Berkshire Hathaway Inc.'s 550-MW Topaz Solar Farm in San Luis Obispo, Calif., is one of the world's largest solar projects.
As California's renewable energy use climbs to new heights, the state's primary power grid is also setting records for wasted wind and solar generation. In the first five months of 2019, the California ISO off-loaded, or curtailed, roughly 37% more available renewable energy than in all of 2018, according to an S&P Global Market Intelligence analysis of grid operator data.

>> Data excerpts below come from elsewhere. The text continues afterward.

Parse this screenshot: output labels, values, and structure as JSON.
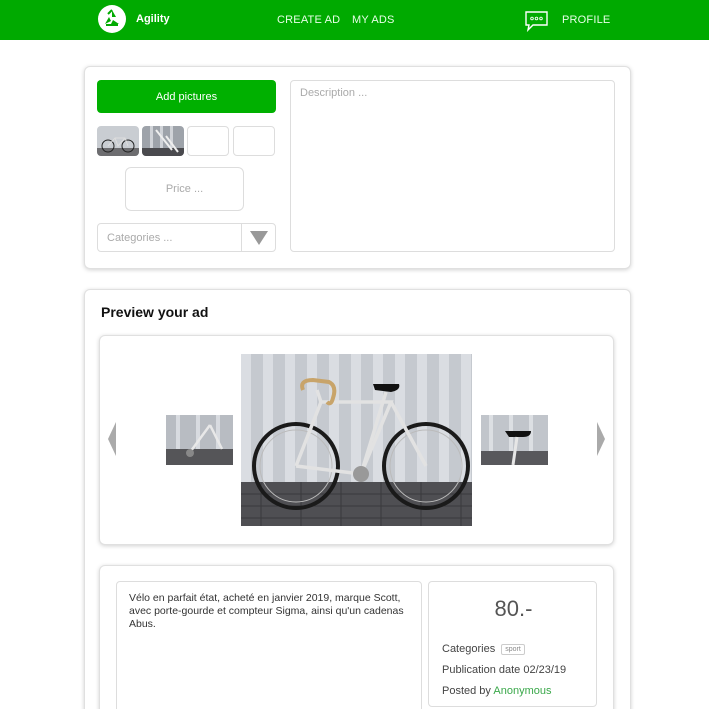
{
  "navbar": {
    "brand": "Agility",
    "links": {
      "create_ad": "CREATE AD",
      "my_ads": "MY ADS",
      "profile": "PROFILE"
    },
    "bg_color": "#00aa00",
    "icons": {
      "logo": "recycle-logo-icon",
      "chat": "chat-bubble-icon"
    }
  },
  "form": {
    "add_pictures_label": "Add pictures",
    "price_placeholder": "Price ...",
    "category_placeholder": "Categories ...",
    "description_placeholder": "Description ...",
    "thumbnails": [
      {
        "kind": "bike-photo"
      },
      {
        "kind": "bike-detail-photo"
      },
      {
        "kind": "empty"
      },
      {
        "kind": "empty"
      }
    ]
  },
  "preview": {
    "title": "Preview your ad",
    "description": "Vélo en parfait état, acheté en janvier 2019, marque Scott, avec porte-gourde et compteur Sigma, ainsi qu'un cadenas Abus.",
    "price": "80.-",
    "categories_label": "Categories",
    "category_tag": "sport",
    "publication_date": "Publication date 02/23/19",
    "posted_by_label": "Posted by",
    "author": "Anonymous"
  }
}
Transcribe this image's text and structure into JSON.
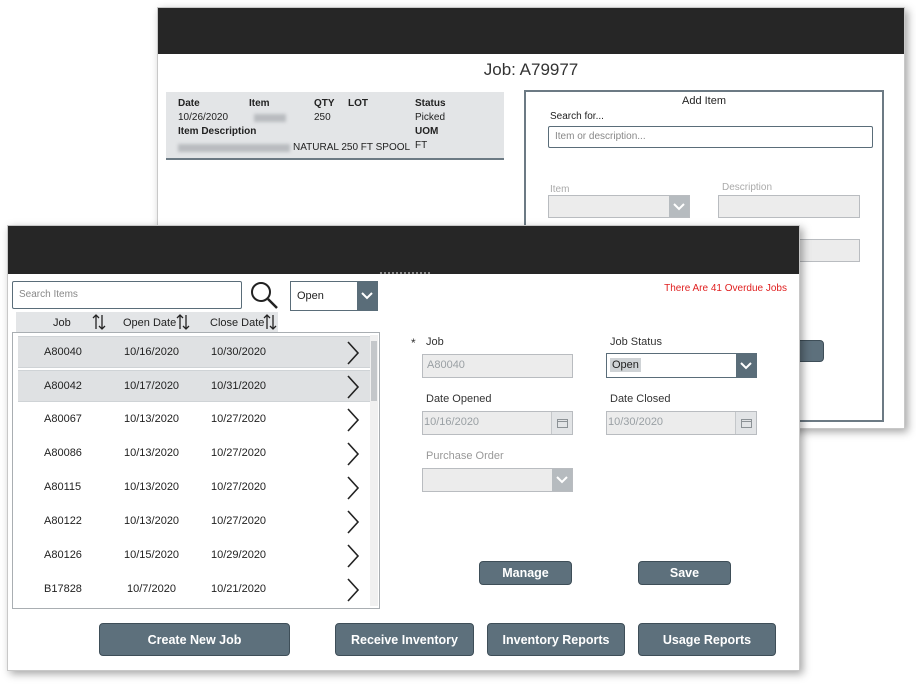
{
  "back_window": {
    "title": "Job: A79977",
    "item_card": {
      "headers": {
        "date": "Date",
        "item": "Item",
        "qty": "QTY",
        "lot": "LOT",
        "status": "Status",
        "item_description": "Item Description",
        "uom": "UOM"
      },
      "values": {
        "date": "10/26/2020",
        "qty": "250",
        "status": "Picked",
        "description_suffix": "NATURAL 250 FT SPOOL",
        "uom": "FT"
      }
    },
    "add_item": {
      "title": "Add Item",
      "search_label": "Search for...",
      "search_placeholder": "Item or description...",
      "item_label": "Item",
      "description_label": "Description"
    }
  },
  "front_window": {
    "search_placeholder": "Search Items",
    "status_filter": "Open",
    "overdue_text": "There Are 41 Overdue Jobs",
    "columns": [
      "Job",
      "Open Date",
      "Close Date"
    ],
    "rows": [
      {
        "job": "A80040",
        "open": "10/16/2020",
        "close": "10/30/2020"
      },
      {
        "job": "A80042",
        "open": "10/17/2020",
        "close": "10/31/2020"
      },
      {
        "job": "A80067",
        "open": "10/13/2020",
        "close": "10/27/2020"
      },
      {
        "job": "A80086",
        "open": "10/13/2020",
        "close": "10/27/2020"
      },
      {
        "job": "A80115",
        "open": "10/13/2020",
        "close": "10/27/2020"
      },
      {
        "job": "A80122",
        "open": "10/13/2020",
        "close": "10/27/2020"
      },
      {
        "job": "A80126",
        "open": "10/15/2020",
        "close": "10/29/2020"
      },
      {
        "job": "B17828",
        "open": "10/7/2020",
        "close": "10/21/2020"
      }
    ],
    "form": {
      "required_mark": "*",
      "job_label": "Job",
      "job_value": "A80040",
      "job_status_label": "Job Status",
      "job_status_value": "Open",
      "date_opened_label": "Date Opened",
      "date_opened_value": "10/16/2020",
      "date_closed_label": "Date Closed",
      "date_closed_value": "10/30/2020",
      "purchase_order_label": "Purchase Order"
    },
    "buttons": {
      "manage": "Manage",
      "save": "Save",
      "create_new_job": "Create New Job",
      "receive_inventory": "Receive Inventory",
      "inventory_reports": "Inventory Reports",
      "usage_reports": "Usage Reports"
    }
  },
  "colors": {
    "titlebar": "#262626",
    "button": "#5d707c",
    "overdue": "#e02020",
    "accent_border": "#5a6d79"
  }
}
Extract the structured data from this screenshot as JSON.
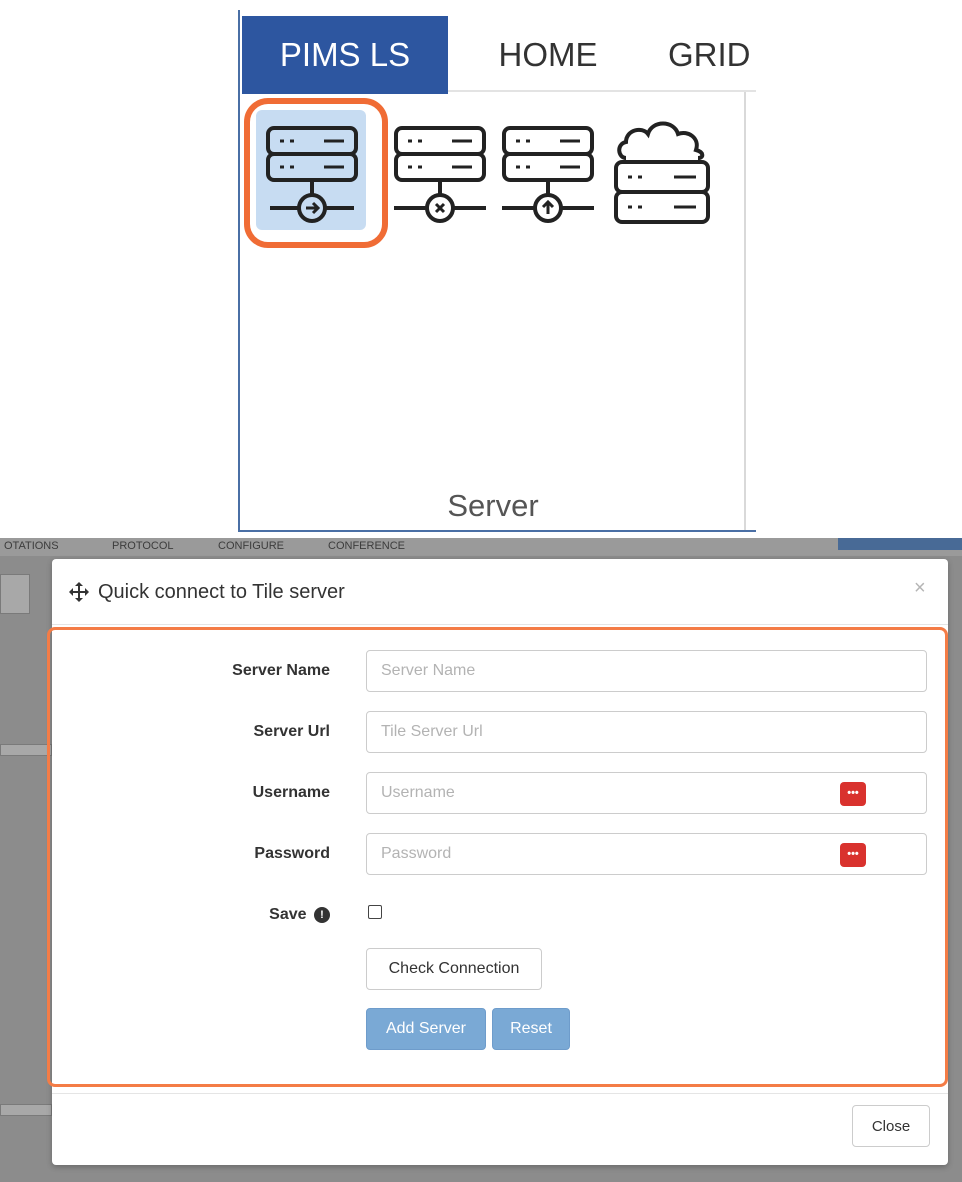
{
  "ribbon": {
    "tabs": [
      {
        "label": "PIMS LS",
        "active": true
      },
      {
        "label": "HOME",
        "active": false
      },
      {
        "label": "GRID",
        "active": false
      }
    ],
    "group_label": "Server",
    "buttons": [
      {
        "icon": "server-connect-icon",
        "selected": true
      },
      {
        "icon": "server-disconnect-icon",
        "selected": false
      },
      {
        "icon": "server-upload-icon",
        "selected": false
      },
      {
        "icon": "cloud-server-icon",
        "selected": false
      }
    ],
    "accent_color": "#2d56a0",
    "highlight_color": "#f06c35"
  },
  "background_app": {
    "tabs": [
      "OTATIONS",
      "PROTOCOL",
      "CONFIGURE",
      "CONFERENCE"
    ]
  },
  "dialog": {
    "title": "Quick connect to Tile server",
    "close_symbol": "×",
    "fields": [
      {
        "label": "Server Name",
        "placeholder": "Server Name",
        "value": ""
      },
      {
        "label": "Server Url",
        "placeholder": "Tile Server Url",
        "value": ""
      },
      {
        "label": "Username",
        "placeholder": "Username",
        "value": ""
      },
      {
        "label": "Password",
        "placeholder": "Password",
        "value": ""
      }
    ],
    "key_icon_text": "•••",
    "save_label": "Save",
    "save_checked": false,
    "info_symbol": "!",
    "buttons": {
      "check_connection": "Check Connection",
      "add_server": "Add Server",
      "reset": "Reset",
      "close": "Close"
    },
    "primary_color": "#7aa9d5",
    "outline_color": "#f47c46"
  }
}
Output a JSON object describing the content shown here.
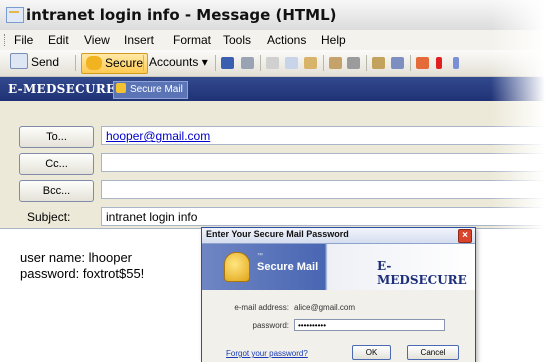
{
  "window": {
    "title": "intranet login info - Message (HTML)"
  },
  "menu": {
    "items": [
      "File",
      "Edit",
      "View",
      "Insert",
      "Format",
      "Tools",
      "Actions",
      "Help"
    ]
  },
  "toolbar": {
    "send_label": "Send",
    "secure_label": "Secure",
    "accounts_label": "Accounts"
  },
  "medsecure_bar": {
    "brand": "E-MEDSECURE",
    "secure_mail_label": "Secure Mail"
  },
  "header": {
    "to_button": "To...",
    "to_value": "hooper@gmail.com",
    "cc_button": "Cc...",
    "cc_value": "",
    "bcc_button": "Bcc...",
    "bcc_value": "",
    "subject_label": "Subject:",
    "subject_value": "intranet login info"
  },
  "body": {
    "line1": "user name:  lhooper",
    "line2": "password: foxtrot$55!"
  },
  "dialog": {
    "title": "Enter Your Secure Mail Password",
    "close_label": "×",
    "banner_tm": "™",
    "banner_label": "Secure Mail",
    "banner_brand": "E-MEDSECURE",
    "email_label": "e-mail address:",
    "email_value": "alice@gmail.com",
    "password_label": "password:",
    "password_value": "••••••••••",
    "forgot_link": "Forgot your password?",
    "ok_label": "OK",
    "cancel_label": "Cancel"
  },
  "colors": {
    "medsecure_bar": "#1f3276",
    "secure_button": "#ffca52",
    "link": "#0000cc"
  },
  "icons": [
    "message-icon",
    "send-icon",
    "secure-lock-icon",
    "save-icon",
    "print-icon",
    "cut-icon",
    "copy-icon",
    "paste-icon",
    "attach-icon",
    "address-book-icon",
    "check-names-icon",
    "options-icon",
    "importance-high-icon",
    "importance-low-icon",
    "padlock-icon",
    "close-icon"
  ]
}
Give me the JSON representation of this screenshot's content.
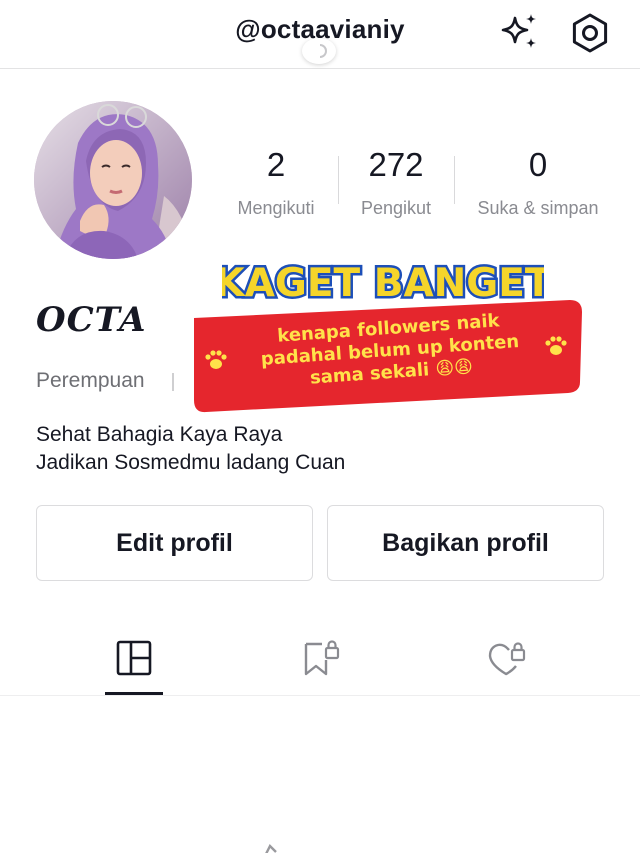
{
  "header": {
    "username": "@octaavianiy"
  },
  "profile": {
    "display_name": "OCTA",
    "gender": "Perempuan",
    "bio_lines": [
      "Sehat Bahagia Kaya Raya",
      "Jadikan Sosmedmu ladang Cuan"
    ]
  },
  "stats": [
    {
      "value": "2",
      "label": "Mengikuti"
    },
    {
      "value": "272",
      "label": "Pengikut"
    },
    {
      "value": "0",
      "label": "Suka & simpan"
    }
  ],
  "buttons": {
    "edit": "Edit profil",
    "share": "Bagikan profil"
  },
  "tabs": [
    {
      "icon": "grid-icon",
      "active": true
    },
    {
      "icon": "bookmark-lock-icon",
      "active": false
    },
    {
      "icon": "heart-lock-icon",
      "active": false
    }
  ],
  "sticker": {
    "title": "KAGET BANGET",
    "lines": [
      "kenapa followers naik",
      "padahal belum up konten",
      "sama sekali 😩😩"
    ],
    "colors": {
      "title_fill": "#f5d52a",
      "title_stroke": "#1d4fb8",
      "banner": "#e5262d",
      "text": "#ffe24a"
    }
  }
}
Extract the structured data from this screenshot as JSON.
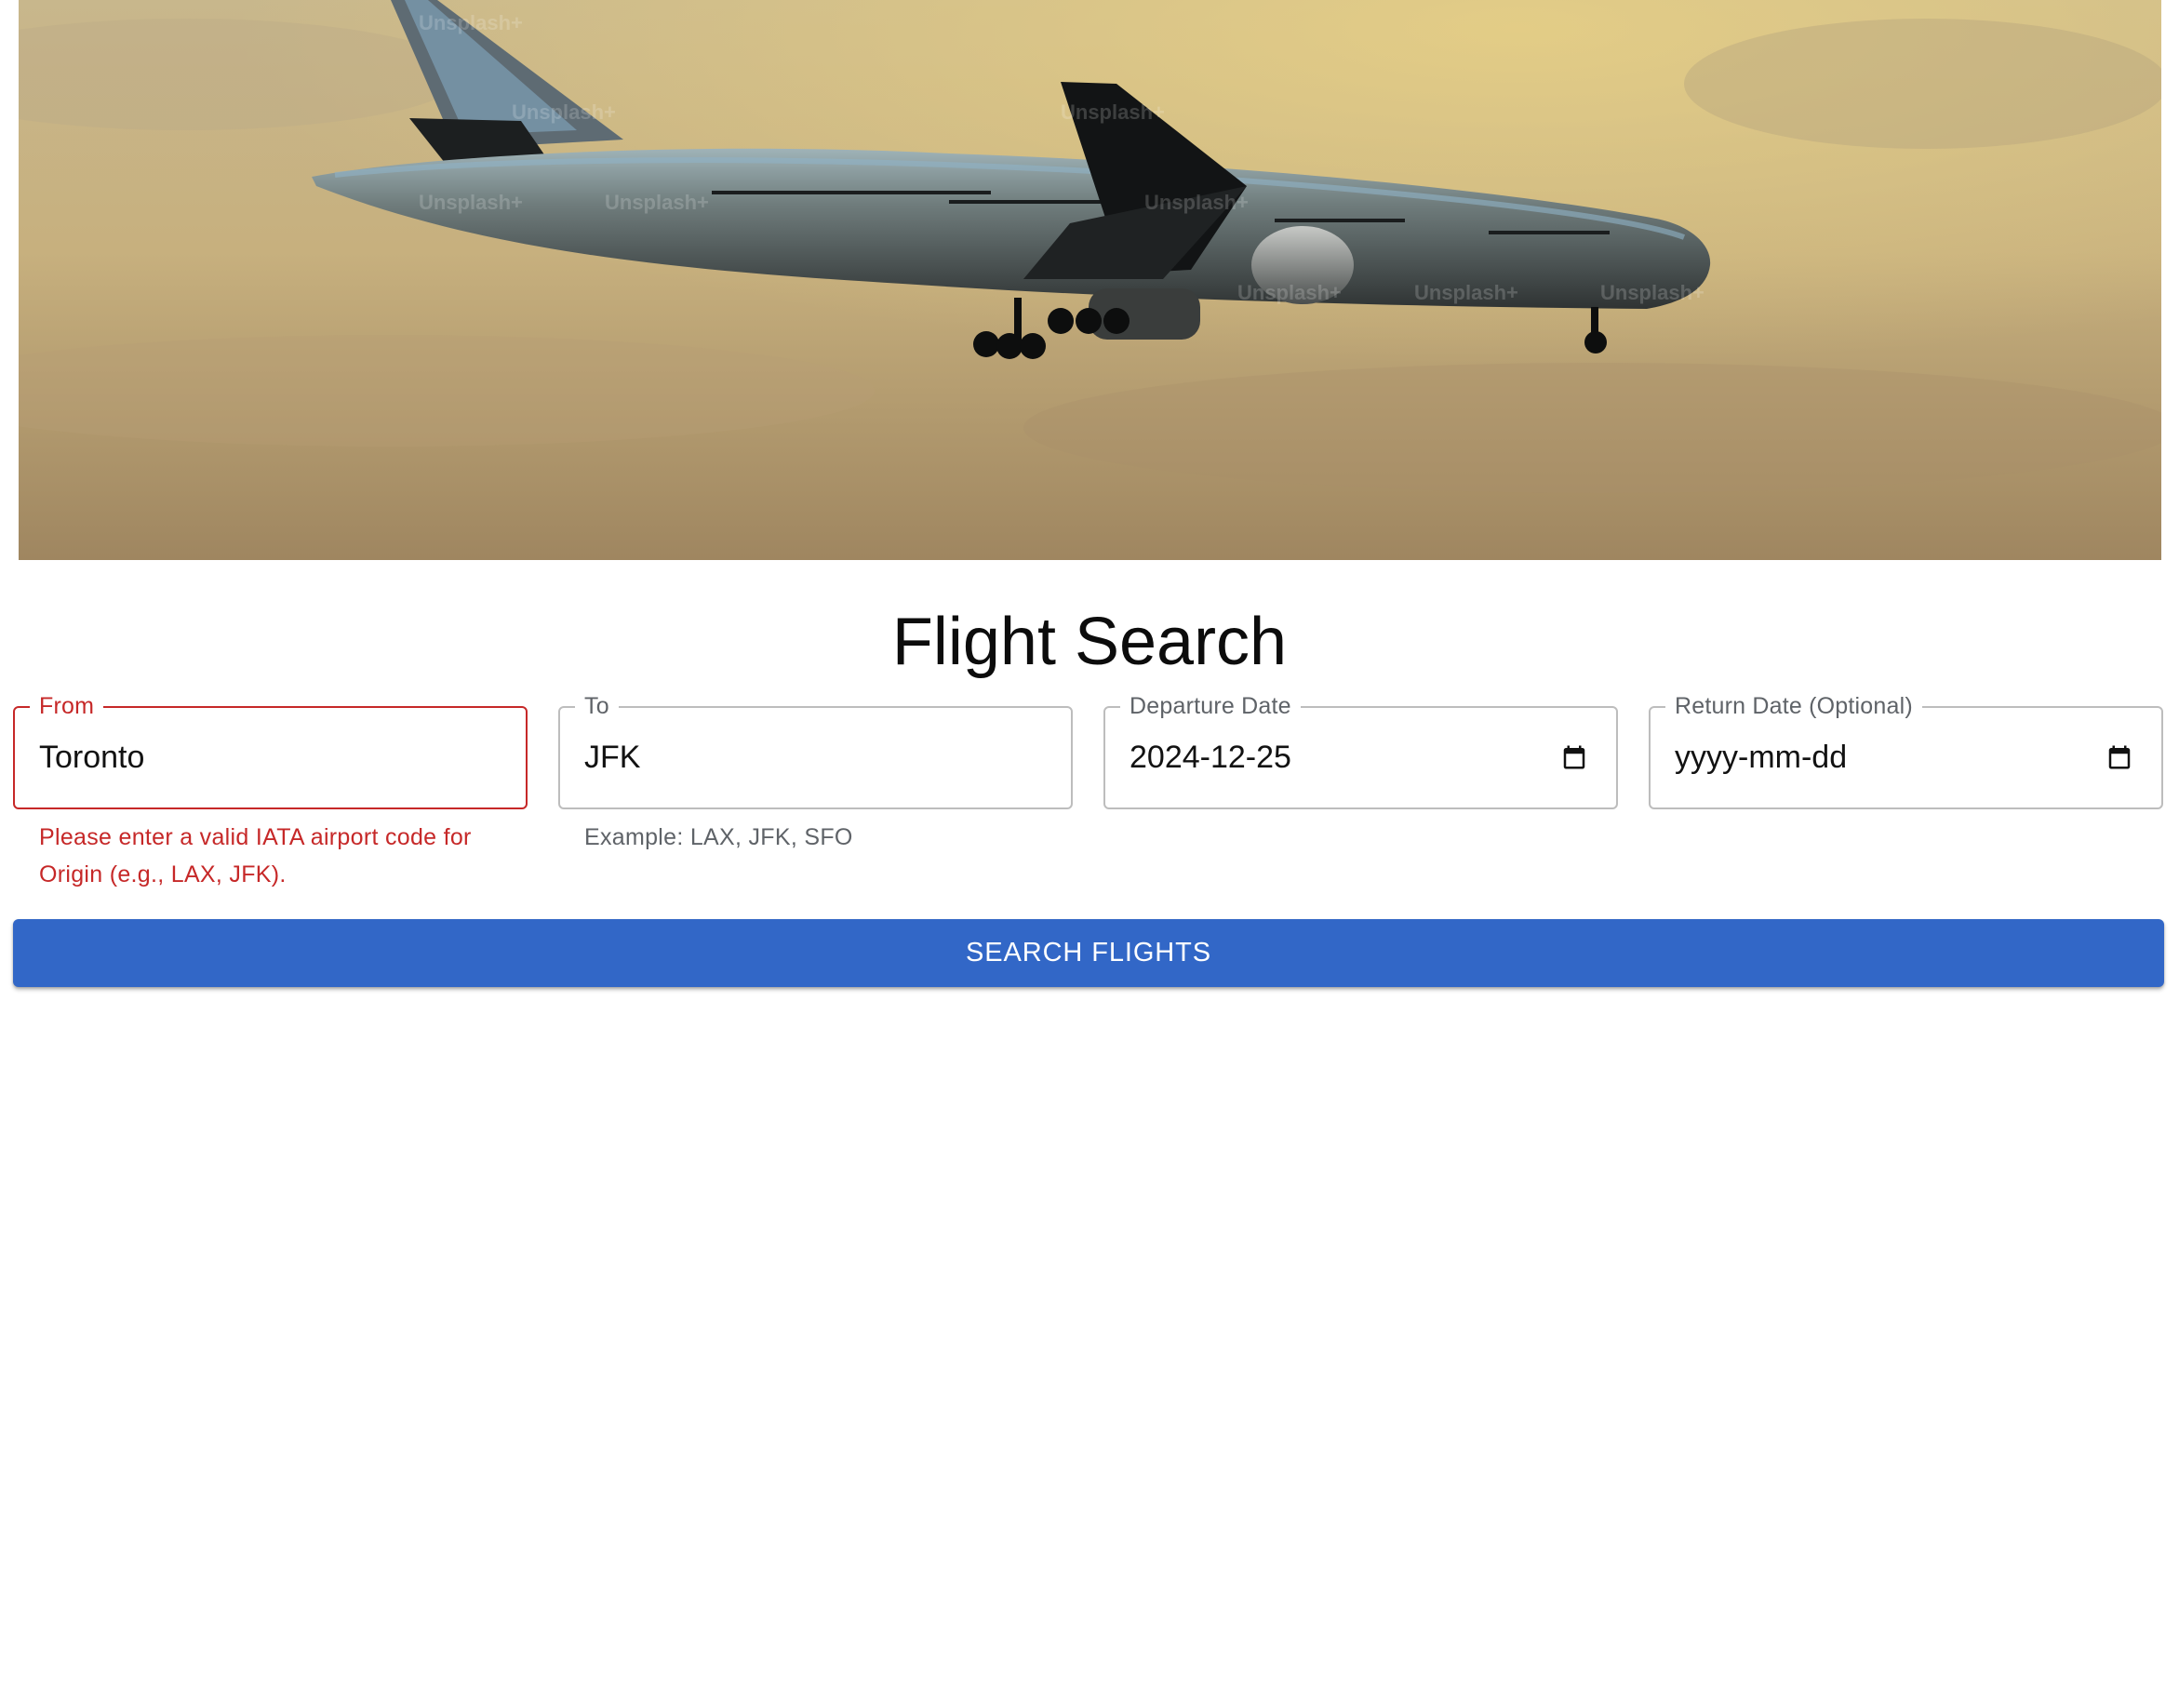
{
  "hero": {
    "watermark": "Unsplash+"
  },
  "page_title": "Flight Search",
  "form": {
    "from": {
      "label": "From",
      "value": "Toronto",
      "error": "Please enter a valid IATA airport code for Origin (e.g., LAX, JFK)."
    },
    "to": {
      "label": "To",
      "value": "JFK",
      "helper": "Example: LAX, JFK, SFO"
    },
    "departure_date": {
      "label": "Departure Date",
      "value": "2024-12-25",
      "icon": "calendar-icon"
    },
    "return_date": {
      "label": "Return Date (Optional)",
      "placeholder": "yyyy-mm-dd",
      "icon": "calendar-icon"
    },
    "search_button_label": "SEARCH FLIGHTS"
  },
  "colors": {
    "primary": "#3267c7",
    "error": "#c62828",
    "border": "#bdbdbd",
    "helper_text": "#5f6368"
  }
}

To balance supply and demand, the independent system operator eliminates excess wholesale wind and solar generation, especially in the middle of the day as low electricity consumption coincides with peaking solar production, mainly from photovoltaic, or PV, power plants. The curtailments happen primarily through bids from generators to reduce production. In extreme cases, the grid operator will intervene and order plant operators to cut back power. The oversupplies also trigger negative prices, when generators pay distributors to take their output.
The ISO curtailed 630,864 MWh of wind and solar generation in 2019 through May, according to grid operator data, compared with 287,057 MWh in the first five months of 2018 and 461,054 MWh in all of 2018. In May alone, 223,195 MWh of wind and solar energy went to waste, topping previous monthly records set in March and April.
"Sometimes curtailments get ahead of where the markets are," said Paul Denholm, principal energy analyst at the U.S. Department of Energy's National Renewable Energy Laboratory.
Problem is outpacing solutions
Although curtailments accounted for only about 2.5% of total available renewable generation through May, California's lost wind and solar energy so far in 2019 is more than what many renewable power plants produce in an entire year. Exelon Corp.'s 241.5-MW Antelope Valley Solar Ranch One in Los Angeles County, for instance, netted 606,235 MWh of generation in 2018, according to S&P Global Market Intelligence data.
Curtailments are rising despite an expanding Western Energy Imbalance Market that enables CAISO to export some of its excess renewables, growing demand for battery storage arrays to save otherwise idled electrons for later use, and the state encouraging electric vehicle drivers to charge on clean, midday oversupplies.
The wind and solar reductions, however, have not stopped renewable resources from increasing their overall share of California's power mix.
Through May, utility-scale renewable generation on the CAISO grid, not including hydropower from large dams, totaled 24,154,510 MWh, up slightly from a year ago. After accounting for an estimated 34% of the state's retail electric sales in 2018, California's renewables already have surpassed the state's 33%-by-2020 goal and appear poised to hit the state's 60% target by 2030, if not before.
Renewable energy served a record 78% of demand on the ISO system at 12:40 p.m. on April 20, besting a previous high of 73.9% in May 2018, according to the grid operator. Several solar records have also fallen since March 2019, the latest of which occurred slightly before noon on June 1 as solar peaked at 11,363 MW.
'Paradigm shift in thinking'
With California's curtailments clearly not going away, more regional collaboration, midday EV charging and accelerated energy storage installations can help, Denholm said, calling storage "the biggest hammer in the toolbox." In addition to those measures, "a paradigm shift in thinking of [renewable energy] as a dispatchable resource" is needed.
Like conventional generators, renewables can ramp up and down as part of normal grid operations. "We've been doing that for 100 years," Denholm said. But "throwing away free clean energy" should be avoided if at all possible.
David Olsen, chair of CAISO's governing board, agrees that a big rethink is required. But to make the state's renewables dispatchable, the California Public Utilities Commission must encourage "new kinds of [power purchase agreements] that allow clean resources to be compensated for providing all of the operational capabilities essential for operating the grid," including essential reliability services now provided primarily by natural gas and large hydro, Olsen said in an interview.
Current renewable energy contracts, in contrast, reflect a "simplistic approach that looks mainly at levelized cost of energy," Olsen added, which has led to solar PV's domination of California's renewables mix. "But this ignores the facts that it has little or no capacity value, that other expensive resources are needed to meet the steep ramps that PV imposes on the system at sundown, and that increasing amounts of it have to be curtailed," Olsen said. "Overreliance on PV doesn't make economic sense. And from a grid operational point of view, it's irresponsible."
Instead, California should invite contracts that reward a more diverse portfolio of renewable generation, plus energy storage, for "the full spectrum of power system capabilities," Olsen said. "If we paid clean resources to provide power services instead of just energy, we wouldn't have to curtail renewables as much, because we would use them not [only] to provide energy, but to supply the grid capabilities that gas now provides."